Burundi: Deux constitutions sont en vigueur au pays

Général Evariste Ndayishimiye président élu du Burundi

Alors que le président élu Evariste Ndayishimiye devrait prêter serment jeudi (18.06.20), l'interprétation de deux textes parallèles est dénoncée par des juristes.

La prestation de serment du nouveau président Evariste Ndayishimiye devrait avoir lieu jeudi (18.06.20), soit deux mois avant la date initialement prévue en raison de la mort soudaine de son prédécesseur Pierre Nkurunziza.

C'est la Cour constitutionnelle burundaise qui a ouvert la voie à cette anticipation au lieu de laisser le président de l'Assemblée nationale assurer l'intérim.

C'est ce que prévoyait la constitution de 2005, en principe en vigueur jusqu'à l'investiture du nouveau président.

Problèmes institutionnels

La prestation de serment anticipée du général Ndayishimiye, nouveau président élu, pourrait impacter la mise en place des nouvelles institutions au Burundi. La constitution de mai 2018 prévoit leur installation définitive à partir du 20 août, date initialement prévue pour l'investiture du nouveau président. Mais la mort de Pierre Nkurunziza lundi (08.06.20) a semé la pagaille.

L'ancien procureur de la république Thacien Sibomana dénonce la confusion dans l'interprétation de deux constitutions parallèles en vigueur au Burundi :

"Que ce soit le gouvernement, que ce soit la cour constitutionnelle, ils se refusent de se référer à l'article 121 de la constitution de 2005 alors que c'est celle-là qui est en vigueur et d'actualité en ce qui est des institutions. Donc, ils devaient assumer que la saisine est dictée par le décès du chef de l'Etat.

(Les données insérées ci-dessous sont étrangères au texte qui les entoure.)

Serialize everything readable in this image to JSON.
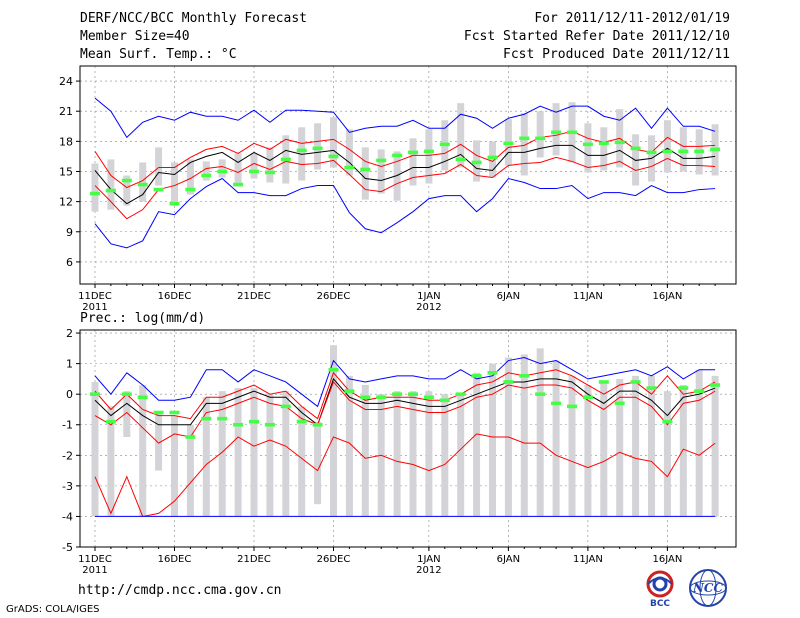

Mais ceux qui devaient saisir la cour constitutionnelle tirent leur force dans l'article 121 de la constitution de 2005 et non de celle de 2018. Parce que les institutions conformes à la constitution de 2018 ne seront installées effectivement que le 20 août 2020."

Constitution lacunaire

Pour Stef Vandeginste, constitutionnaliste, professeur à l'université d'Anvers en Belgique et spécialiste du Burundi, la situation est problématique mais l'arrêté de la cour constitutionnelle reste compréhensible :

"C'est assez rare et assez exceptionnel qu'on n'ait pas d'autres constitutions nulle part ailleurs au monde qui ont dû être confrontées à une telle situation. Mais la Cour n'a fait qu'appliquer la disposition transitoire contenue dans la nouvelle constitution du 7 juin 2018. Il y a une lacune dans le texte constitutionnel quant à savoir comment est réglée la succession au niveau de la Présidence. Le constituant n'a pas prévu à la lettre une telle situation."

La constitution burundaise est lacunaire et c'est la troisième fois qu'un tel cas se produit dans l'histoire du pays. À chaque fois, les Burundais ont trouvé une solution.

Si rien ne change, l'investiture du nouveau président le général Evariste Ndayishimiye est prévue jeudi (18.06.20) au chef-lieu de la province Gitega, capitale politique du Burundi depuis début 2019.